Friday, March 27, 2015
Platelet-Rich Plasma Injections
Platelet-Rich Plasma Injections
Within the last few years, much has been written about a therapy technique called platelet-rich plasma (PRP) and its potential effectiveness in the treatment of athletic injuries. Many famous athletes — golfer Tiger Woods, tennis star Rafael Nadal, and several others — have received PRP for various problems, such as chronic tendon injuries and sprained ligaments. They have even been used to help speed up the healing process after surgeries or peripheral meniscal tears. These types of conditions have typically been treated with rehabilitations, modalities, and medications. Some athletes have credited PRP for them to return to play more quickly. So the question is, what is a PRP injection and how does it work?
Although blood is mainly a liquid (called plasma), it also contains small solid components (red cells, white cells, and platelets.) The platelets are best known for their importance in clotting blood. However, platelets also contain hundreds of proteins called growth factors which are very important in the healing of injuries.

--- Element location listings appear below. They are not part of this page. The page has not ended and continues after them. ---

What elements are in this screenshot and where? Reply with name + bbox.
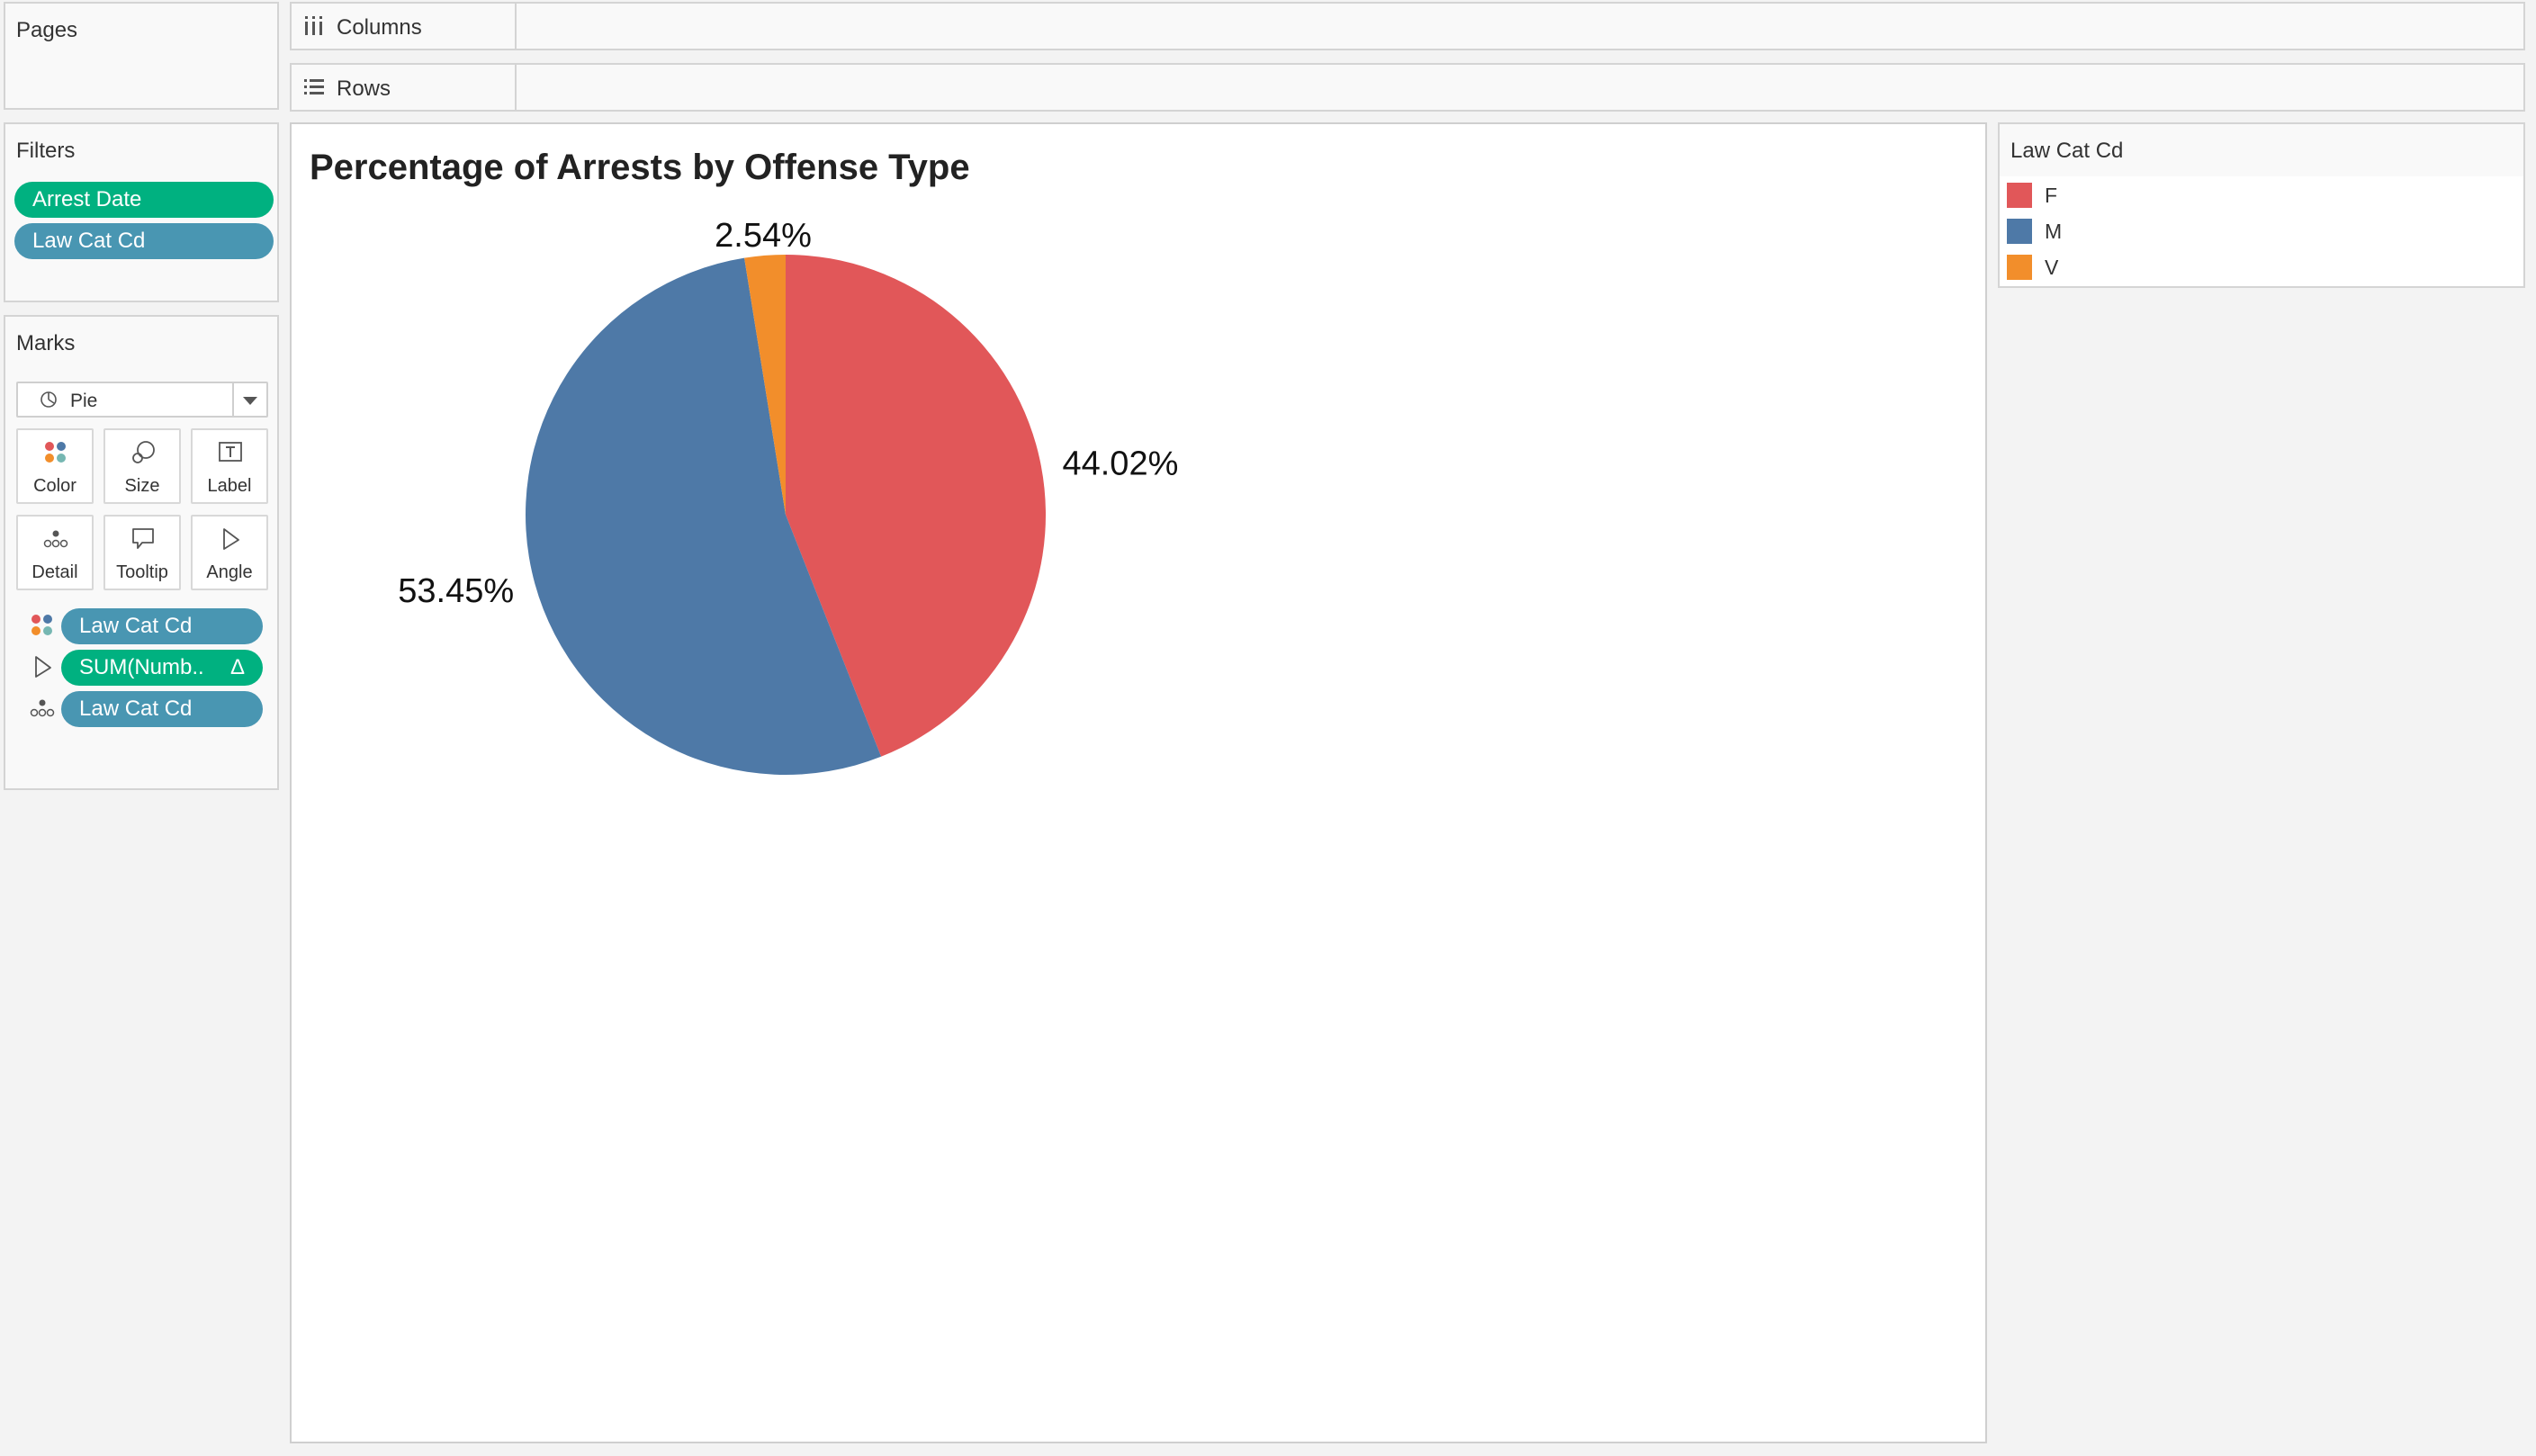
pages-title: Pages	[16, 18, 77, 43]
pie-icon	[40, 391, 58, 409]
columns-label: Columns	[337, 15, 422, 40]
marks-field-angle-sum[interactable]: SUM(Numb.. Δ	[61, 650, 263, 686]
marks-detail-button[interactable]: Detail	[16, 515, 94, 590]
rows-icon	[302, 76, 326, 99]
marks-label-label: Label	[193, 476, 266, 497]
tooltip-bubble-icon	[130, 526, 157, 553]
color-legend: Law Cat Cd F M V	[1998, 122, 2525, 288]
pie-label-v: 2.54%	[715, 217, 812, 255]
angle-icon	[217, 526, 244, 553]
detail-dots-icon	[42, 526, 69, 553]
marks-field-angle-label: SUM(Numb..	[79, 655, 204, 679]
mark-type-label: Pie	[70, 391, 97, 412]
pages-card: Pages	[4, 2, 279, 110]
marks-tooltip-label: Tooltip	[105, 562, 179, 583]
delta-icon: Δ	[230, 650, 245, 686]
marks-tooltip-button[interactable]: Tooltip	[103, 515, 181, 590]
columns-icon	[302, 14, 326, 38]
size-circles-icon	[130, 439, 157, 466]
angle-icon	[29, 653, 56, 680]
legend-label: M	[2045, 220, 2062, 244]
marks-size-button[interactable]: Size	[103, 428, 181, 504]
filters-title: Filters	[16, 139, 75, 164]
mark-type-dropdown[interactable]: Pie	[16, 382, 268, 418]
columns-shelf[interactable]: Columns	[290, 2, 2525, 50]
marks-title: Marks	[16, 331, 75, 356]
marks-color-label: Color	[18, 476, 92, 497]
marks-card: Marks Pie Color Size Label	[4, 315, 279, 790]
viz-canvas: Percentage of Arrests by Offense Type 44…	[290, 122, 1987, 1443]
marks-angle-label: Angle	[193, 562, 266, 583]
legend-label: F	[2045, 184, 2057, 208]
text-label-icon	[217, 439, 244, 466]
pie-label-f: 44.02%	[1062, 445, 1178, 483]
marks-field-detail-law-cat-cd[interactable]: Law Cat Cd	[61, 691, 263, 727]
legend-swatch	[2007, 255, 2032, 280]
pie-label-m: 53.45%	[398, 572, 514, 610]
chevron-down-icon	[243, 397, 257, 405]
rows-divider	[515, 65, 517, 110]
marks-label-button[interactable]: Label	[191, 428, 268, 504]
legend-header: Law Cat Cd	[2000, 124, 2523, 176]
color-dots-icon	[29, 612, 56, 639]
legend-swatch	[2007, 183, 2032, 208]
columns-divider	[515, 4, 517, 49]
rows-shelf[interactable]: Rows	[290, 63, 2525, 112]
filter-pill-arrest-date[interactable]: Arrest Date	[14, 182, 274, 218]
marks-size-label: Size	[105, 476, 179, 497]
legend-swatch	[2007, 219, 2032, 244]
legend-title: Law Cat Cd	[2010, 139, 2123, 164]
pie-chart: 44.02% 53.45% 2.54%	[292, 124, 1985, 1442]
dropdown-divider	[232, 383, 234, 416]
marks-field-color-law-cat-cd[interactable]: Law Cat Cd	[61, 608, 263, 644]
legend-label: V	[2045, 256, 2058, 280]
rows-label: Rows	[337, 76, 391, 102]
marks-color-button[interactable]: Color	[16, 428, 94, 504]
filters-card: Filters Arrest Date Law Cat Cd	[4, 122, 279, 302]
color-dots-icon	[42, 439, 69, 466]
marks-angle-button[interactable]: Angle	[191, 515, 268, 590]
marks-detail-label: Detail	[18, 562, 92, 583]
filter-pill-law-cat-cd[interactable]: Law Cat Cd	[14, 223, 274, 259]
detail-dots-icon	[29, 695, 56, 722]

PRP is plasma with many more platelets than what is typically found in blood. The concentration of platelets — and, thereby, the concentration of growth factors — can be 5 to 10 times greater (or richer) than usual.1
To develop a PRP injection, blood must be taken from the patient. Once the blood has been drawn from the patient's vein, the blood is placed in a centrifuge, a machine that spins at a high speed to separate the different types of blood cells. The physician extracts the platelet-rich portion of the blood, and injects this into the area of injury.2
Research studies are currently being conducted to evaluate the effectiveness of PRP treatment. At this time, the results of these studies are inconclusive because the effectiveness of PRP therapy can vary. Here are a few types of injuries where PRP treatment is used:
According to recent research studies, PRP is most effective in treating chronic tendon injuries, especially tennis elbow, a common injury that affects the tendons on the outside of the elbow. The use of PRP for other chronic tendon injuries — such as chronic tendonitis or inflammation of the patellar tendon and Achilles tendon. However, it is hard to tell at this time if PRP therapy is any more effective than traditional rehabilitation and treatment of these injuries.1
Much of the publicity PRP therapy has received has been about the treatment of acute sports injuries, such as ligament and muscle injuries. PRP has been used to treat athletes with common sports injuries like strained hamstring and quadriceps strains, as well as sprained ligaments. There is no scientific evidence that PRP therapy actually improves the healing process in these types of injuries.1
More recently, PRP has been used during certain types of surgery to help tissues heal. Surgery to repair torn knee ligaments, such as the anterior cruciate ligament (ACL), meniscus tears in the knee, or even rotator cuff tendons in the shoulder have been paired with PRP injections. At this time, there appears to be little or no benefit from using PRP in this instance.1
There are multiple ways to treat any type of athletic injury, whether acute or chronic. Studies still need to be done to determine the full effectiveness and potential of this therapy. At the end of the day, PRP injections are another tool for physicians to possibly use if other treatments are no longer successful to help get the best outcome for their patient.